EX-10 4 form10k123105exh10pt31.htm FORM 10-K 12-31-05 EXHIBIT 10.31 Form 10-K 12-31-05 Exhibit 10.31

Exhibit 10.31

 

SUMMARY OF 2006 MANAGEMENT INCENTIVE COMPENSATION PLAN

 

The Management Incentive Compensation Plan (MICP) provides eligible employees with a cash bonus if corporate and individual goals are met. This plan gives employees a personal stake in the company and the opportunity to share in its success.

 

The key principles of the 2006 MICP are:

Corporate financial performance determines a total finite pool of dollars available to spend on incentives

Leader judgment and discretion are a major aspect of determining payout amounts

The company must differentiate pay by performance

Individual performance will be evaluated both on results and how those results are achieved, through a performance appraisal process

A bias toward individual rather than group accountability must be created

 

Alliant Energy Corporate Performance: Corporate performance is the foundation for incentive compensation.
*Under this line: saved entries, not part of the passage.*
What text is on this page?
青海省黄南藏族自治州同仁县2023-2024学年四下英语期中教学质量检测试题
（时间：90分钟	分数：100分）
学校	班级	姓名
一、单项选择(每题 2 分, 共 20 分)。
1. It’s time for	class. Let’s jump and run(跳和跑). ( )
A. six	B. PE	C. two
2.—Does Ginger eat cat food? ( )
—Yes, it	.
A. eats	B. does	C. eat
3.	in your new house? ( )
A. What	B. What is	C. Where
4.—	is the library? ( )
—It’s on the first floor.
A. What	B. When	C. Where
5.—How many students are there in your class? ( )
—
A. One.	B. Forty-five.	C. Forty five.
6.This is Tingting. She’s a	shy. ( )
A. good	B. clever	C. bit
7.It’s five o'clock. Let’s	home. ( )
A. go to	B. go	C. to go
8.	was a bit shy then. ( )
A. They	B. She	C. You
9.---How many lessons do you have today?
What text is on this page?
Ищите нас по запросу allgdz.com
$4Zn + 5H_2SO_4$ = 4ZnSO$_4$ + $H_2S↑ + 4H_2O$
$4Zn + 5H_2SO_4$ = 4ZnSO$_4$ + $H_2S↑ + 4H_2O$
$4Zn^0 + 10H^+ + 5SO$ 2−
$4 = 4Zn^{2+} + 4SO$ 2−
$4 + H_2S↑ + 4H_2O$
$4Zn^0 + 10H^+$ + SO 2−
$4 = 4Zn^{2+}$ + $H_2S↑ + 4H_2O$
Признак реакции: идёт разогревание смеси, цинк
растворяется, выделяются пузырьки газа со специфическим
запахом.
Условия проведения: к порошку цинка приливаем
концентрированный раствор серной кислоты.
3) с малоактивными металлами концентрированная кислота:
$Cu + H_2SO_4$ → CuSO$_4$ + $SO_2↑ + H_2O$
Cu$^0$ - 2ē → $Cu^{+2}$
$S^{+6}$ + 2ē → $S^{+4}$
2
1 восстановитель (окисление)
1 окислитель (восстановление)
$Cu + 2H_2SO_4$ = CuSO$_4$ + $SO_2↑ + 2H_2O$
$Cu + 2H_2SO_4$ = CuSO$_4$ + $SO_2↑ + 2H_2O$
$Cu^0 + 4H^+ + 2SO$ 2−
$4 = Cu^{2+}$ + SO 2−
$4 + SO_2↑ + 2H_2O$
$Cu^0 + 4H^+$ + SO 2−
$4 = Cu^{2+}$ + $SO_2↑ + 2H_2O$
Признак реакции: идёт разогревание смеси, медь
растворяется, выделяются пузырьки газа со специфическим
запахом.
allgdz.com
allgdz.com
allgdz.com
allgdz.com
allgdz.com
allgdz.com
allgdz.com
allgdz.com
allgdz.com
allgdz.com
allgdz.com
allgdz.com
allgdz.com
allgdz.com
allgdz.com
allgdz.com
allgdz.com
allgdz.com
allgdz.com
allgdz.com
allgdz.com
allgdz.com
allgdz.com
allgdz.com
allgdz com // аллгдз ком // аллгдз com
The table below outlines the 2006 goals against which corporate performance will be measured and the funding associated with each level of achievement.

 

2006 CORPORATE PERFORMANCE MEASURES

For purposes of Determining the Short-Term Incentive Pool

 

(1)

Earnings Per Share (EPS)

 

Cash Flow

 

Level

Funding

 

Level

Funding

 

Maximum

150%

 

Maximum

150%

 

Target

100%

 

Target

100%

(2)

Threshold

20%

 

Threshold

20%

 

 

 

 

 

 

 

Weighting of EPS in

 

Weighting of Cash Flow in

 

final Corporate Performance

 

final Corporate Performance

 

85%

+

15%

 

 

(1)

Earnings per share (EPS) and cash flow amounts used for purposes of determining short-term incentive pool will be based on utility earnings only

 

(2)

If the Threshold EPS level is not met, there will be no payout for the 2006 plan year = TRIGGER

 

MICP Target Incentives: Incentive rewards are considered “at risk” pay. The target incentive percentage assigned to participant groups is based on competitive market research and internal equity. Achievement of the target level goals and objectives may result in a payout of 100% of the incentive opportunity. However, a participant’s final award may range anywhere from 0 to 200% of that target. Incentive opportunity is expressed as a percentage of eligible earnings for the plan year.

 



 

 

Target Incentive

 

Opportunity

Participant Group

(as % of eligible earnings)

Chairman, President and Chief Executive Officer

90%

Senior Executive Vice President and Chief Financial Officer

65%

Executive Vice President

50%

Senior Vice President

40%

Vice Presidents

30%-35%*

Managing Director Level Positions

25%

Director, General Manager and Plant Manager Level Positions

20%

 

* 2006 MICP target for Vice Presidents is either 30% or 35%, depending on the specific position

 

Determining the Corporate Pool: Creation of the corporate pool is formulaic. At year-end, the corporate score (based on EPS and cash flow results noted above) will be applied to all individuals’ original target amounts to yield a corporate-adjusted target incentive amount for each person. The sum of those individual corporate-adjusted target amounts yields a given department’s “contribution” to the total pool. The roll-up of all departmental and group pools yields the overall corporate pool, which is the finite amount of dollars that is subsequently re-allocated as incentive awards.

 

Re-Allocating Dollars Based on Performance: Once the corporate pool of dollars has been determined, each group will be allocated a set amount of dollars based on performance relative to their formulaic contribution. Groups that perform well against their goals will be allocated more than their contribution to the total pool; groups that perform below target will be allocated less than their contribution. This re-allocation between groups is based on CEO discretion.

 

Individual Award Determination: All employees have performance goals, to be written as part of the formal performance appraisal process. For the company’s executive officers named above, the bonus will be based on achievement against the following performance goals: (a) financial goals consisting of achievement of specified levels of one or more of EPS, cash flow, rates of return, operation and maintenance and/or capital spending; (b) certain operational and strategic goals; (c) certain goals relating to environmental, health and safety, and diversity matters; and (d) certain goals relating to leadership tasks. At year-end, each leader will evaluate his/her respective employees’ performance against those goals – judging both results and behaviors – and that evaluation will yield a recommended MICP payout relative to target.